Expert in Arabic Studies Honoured by British Academy

Professor Dionisius A. Agius of the University of Exeter’s Institute of Arab and Islamic Studies has been elected as a Fellow of the British Academy.

He is one of only 38 academics to be elected this year at its Annual General Meeting on 21 July.

Professor Dionisius A. Agius. Image credit: University of Exeter

The British Academy is the UK’s national academy for the promotion of the humanities and social sciences and is an independent, self governing body of more than 900 Fellows. Dionisius A.Agius is Al Qasimi Professor of Arabic Studies and Islamic Material Culture and was elected as a British Academy Fellow for his research on Islamic material culture, maritime ethnography and Arabic language and linguistics.

Professor Aguis said: “I am very pleased indeed to be honoured in this way for my research which has largely centred on the traditional wooden seacraft of the Western Indian Ocean (the dhow). My linguistic background has enabled me to not only study the ethnography of the region, but also to reconstruct the past by tracing the terminology used by the seafaring communities. I am proud that my research has made this fascinating subject a legitimate area for academic study”.

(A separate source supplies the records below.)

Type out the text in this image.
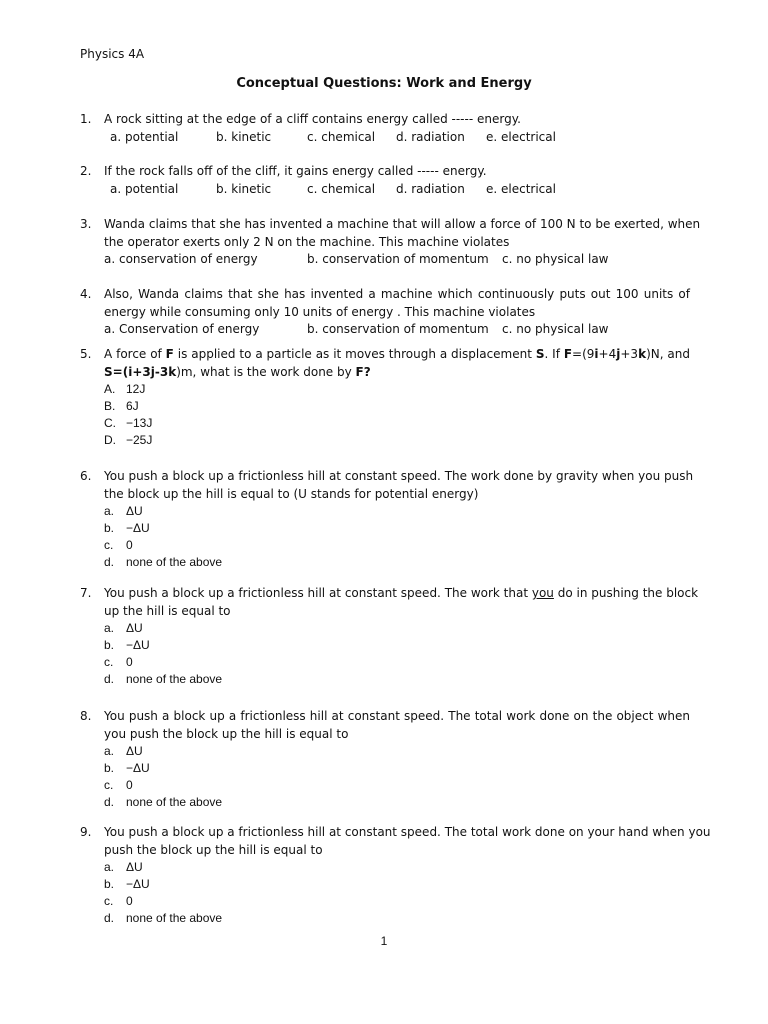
Physics 4A
Conceptual Questions: Work and Energy
1. A rock sitting at the edge of a cliff contains energy called ----- energy.
a. potential	b. kinetic	c. chemical d. radiation e. electrical
2. If the rock falls off of the cliff, it gains energy called ----- energy.
a. potential	b. kinetic	c. chemical d. radiation e. electrical
3. Wanda claims that she has invented a machine that will allow a force of 100 N to be exerted, when
the operator exerts only 2 N on the machine. This machine violates
a. conservation of energy	b. conservation of momentum c. no physical law
4. Also, Wanda claims that she has invented a machine which continuously puts out 100 units of
energy while consuming only 10 units of energy . This machine violates
a. Conservation of energy	b. conservation of momentum c. no physical law
5. A force of F is applied to a particle as it moves through a displacement S. If F=(9i+4j+3k)N, and
S=(i+3j-3k)m, what is the work done by F?
A. 12J
B. 6J
C. −13J
D. −25J
6. You push a block up a frictionless hill at constant speed. The work done by gravity when you push
the block up the hill is equal to (U stands for potential energy)
a. ΔU
b. −ΔU
c. 0
d. none of the above
7. You push a block up a frictionless hill at constant speed. The work that you do in pushing the block
up the hill is equal to
a. ΔU
b. −ΔU
c. 0
d. none of the above
8. You push a block up a frictionless hill at constant speed. The total work done on the object when
you push the block up the hill is equal to
a. ΔU
b. −ΔU
c. 0
d. none of the above
9. You push a block up a frictionless hill at constant speed. The total work done on your hand when you
push the block up the hill is equal to
a. ΔU
b. −ΔU
c. 0
d. none of the above
1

His research on the history and provenance of traditional wooden vessels and their construction, the crew, folklore history, resources and trade routes in the Western Indian Ocean began with a two-year Leverhulme Fellowship (1996-1998). This resulted in a trilogy: In the Wake of the Dhow: The Arabian Gulf and Oman (2002); Seafaring in the Arabian Gulf and Oman: The People of the Dhow (2005) which was awarded a major book prize by the Abdullah Al-Mubarak Al-Sabah Foundation and the British-Kuwait Friendship Society for the best scholarly work on the Middle East, and finally Classic Ships of Islam: From Mesopotamia to the Indian Ocean (2008).

Professor Agius has also been awarded the Arts and Humanities Research Council (AHRC) grant (2002-2005) for the study of Arabic paper fragments, coins and the maritime trade of the Red Sea. His latest research is as principal investigator of a project funded by the Golden Web Foundation entitled: Maritime Ethnography of the Arabian Gulf and the Red Sea: People, Trade and Pilgrimage.

The Academy’s President, Sir Adam Roberts, said: “I congratulate all the distinguished Fellows who have been elected to the Academy this year, on achieving this peer group recognition of the outstanding contribution they’ve made to scholarship and research in the humanities or social sciences. Election is not only an honour, but also a beginning. I look forward to their active participation in the life and work of the Academy.”